Cancellation of Debt

Homeowners-Principal Residence (Foreclosure)

For homeowners who have lost their principal residence in foreclosure, the new laws have made it easier to handle cancellation-of-tax concerns. One is no longer required to prove insolvency or file bankruptcy to avoid the taxable income of debt cancellation. However, the debt must meet the rules (original purchase debt). Also, there could still be a capital gains issue even in a foreclosure. As a tax professional, be sure that you are well versed in these complex rules of reporting. The home must be lost in a foreclosure proceeding, and it must have been the taxpayer’s principal residence.

Homeowners-Principal Residence

(Short Sale or Abandonment)

For homeowners who lose their principal residence in a short sale, or for those who may have abandoned their property, the rules change. The debt cancellation may, in fact, be a taxable event requiring IRS reporting and possible taxes on the portion of debt that is cancelled (debt income). A short sale is not a foreclosure proceeding and the loss of the property is not directly attributed to a decline in value; it is “debt cancelled” because the home was sold for less than the amount of the loan to avoid the foreclosure process. Similarly, if the taxpayer were to simply abandon the property (walk away), the situation would be treated like a short sale. Short sales and abandoned property cancellation-of-debt issues require careful attention because of the many complicated rules in reporting and computing the tax impacts. In these cases, a taxpayer may avoid the taxes if they can meet the insolvency test requirements or if there is a connection with a bankruptcy proceeding.

Investors-Residential Rental (Foreclosure)

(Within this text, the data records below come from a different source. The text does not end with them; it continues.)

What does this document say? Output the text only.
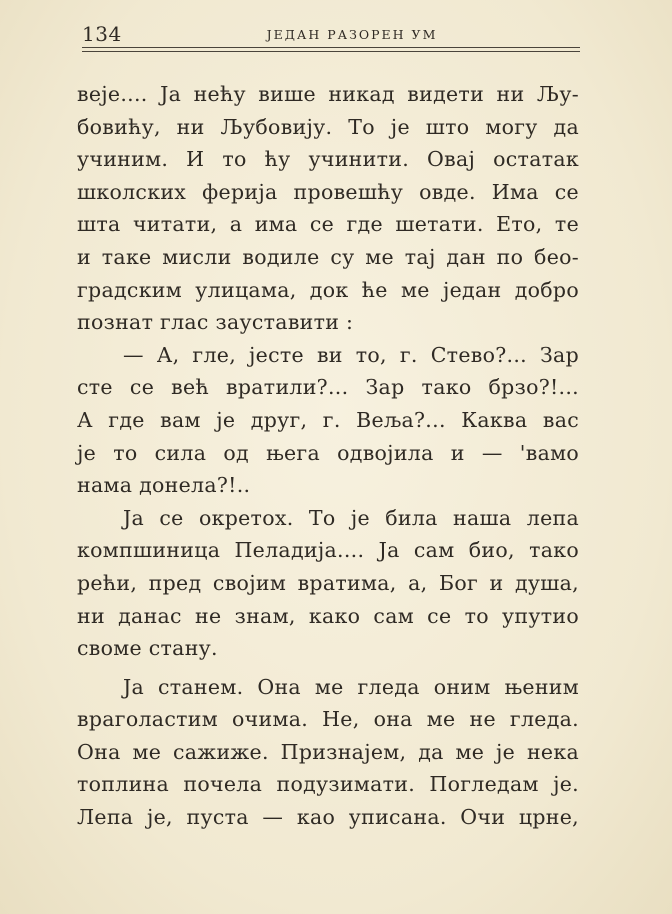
134	ЈЕДАН РАЗОРЕН УМ
веје.... Ја нећу више никад видети ни Љу-
бовићу, ни Љубовију. То је што могу да
учиним. И то ћу учинити. Овај остатак
школских ферија провешћу овде. Има се
шта читати, а има се где шетати. Ето, те
и таке мисли водиле су ме тај дан по бео-
градским улицама, док ће ме један добро
познат глас зауставити :
— А, гле, јесте ви то, г. Стево?... Зар
сте се већ вратили?... Зар тако брзо?!...
А где вам је друг, г. Веља?... Каква вас
је то сила од њега одвојила и — 'вамо
нама донела?!..
Ја се окретох. То је била наша лепа
компшиница Пеладија.... Ја сам био, тако
рећи, пред својим вратима, а, Бог и душа,
ни данас не знам, како сам се то упутио
своме стану.
Ја станем. Она ме гледа оним њеним
враголастим очима. Не, она ме не гледа.
Она ме сажиже. Признајем, да ме је нека
топлина почела подузимати. Погледам је.
Лепа је, пуста — као уписана. Очи црне,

For investors who lose their property in a foreclosure, the rules are very different for reporting the cancellation-of-debt and possible capital gains. Determining the taxes on cancelled debt depends on numerous factors. First, the amount of suspended losses that have been carried forward must be determined, the amount of depreciation allowed (or allowable) must be determined, and then the issue of taxpayer insolvency needs to be resolved. The investor must follow a series of changing rules that set forth the priority of adjustments that can be claimed to reduce the potential taxable income from debt cancellation. Using Form 982, the taxpayer investor can elect to reduce, for example, unused depreciation in future years by an amount equal to the debt cancelled by the lender.To meet the insolvency test, a very complex series of asset-liability questions must be reviewed to determine the investor’s level of insolvency at the time of foreclosure. The investor can reduce taxable income from det cancellation by an amount equal to the amount they are insolvent, assuming they can meet the requirements of the insolvency test.

Investors-Residential Rental (Short Sale or Abandonment)

If the investor has lost the property in a short sale, or perhaps through abandonment, the tax professional must calculate how much of the debt cancellation may be taxable income. Similar to foreclosure, this involves a series of complex rules. Then, using offsets, the tax professional can decrease these amounts by reducing suspended losses, future depreciation, or by meeting the insolvency test requirements. Similarly, if the investor lost the property during the proceedings of a bankruptcy case, there are taxable-income exceptions. In short, when considering the issue of debt cancellation in foreclosure or short sale/abandoned property, the tax professional must take time and complete a careful analysis of all facts. This includes reviewing all documents, and understanding the reporting requirements of the IRS. Income from the cancellation-of-debt is not a simple matter, but more importantly a taxpayer could potentially face capital gains setbacks in any of the previous examples.

With the increase in home foreclosures, taxpayers are confronted with a myriad of complex rules about reporting the information to the IRS. We hope to provide you with some useful guidance in understanding what must be reported when filing tax returns for clients facing these issues.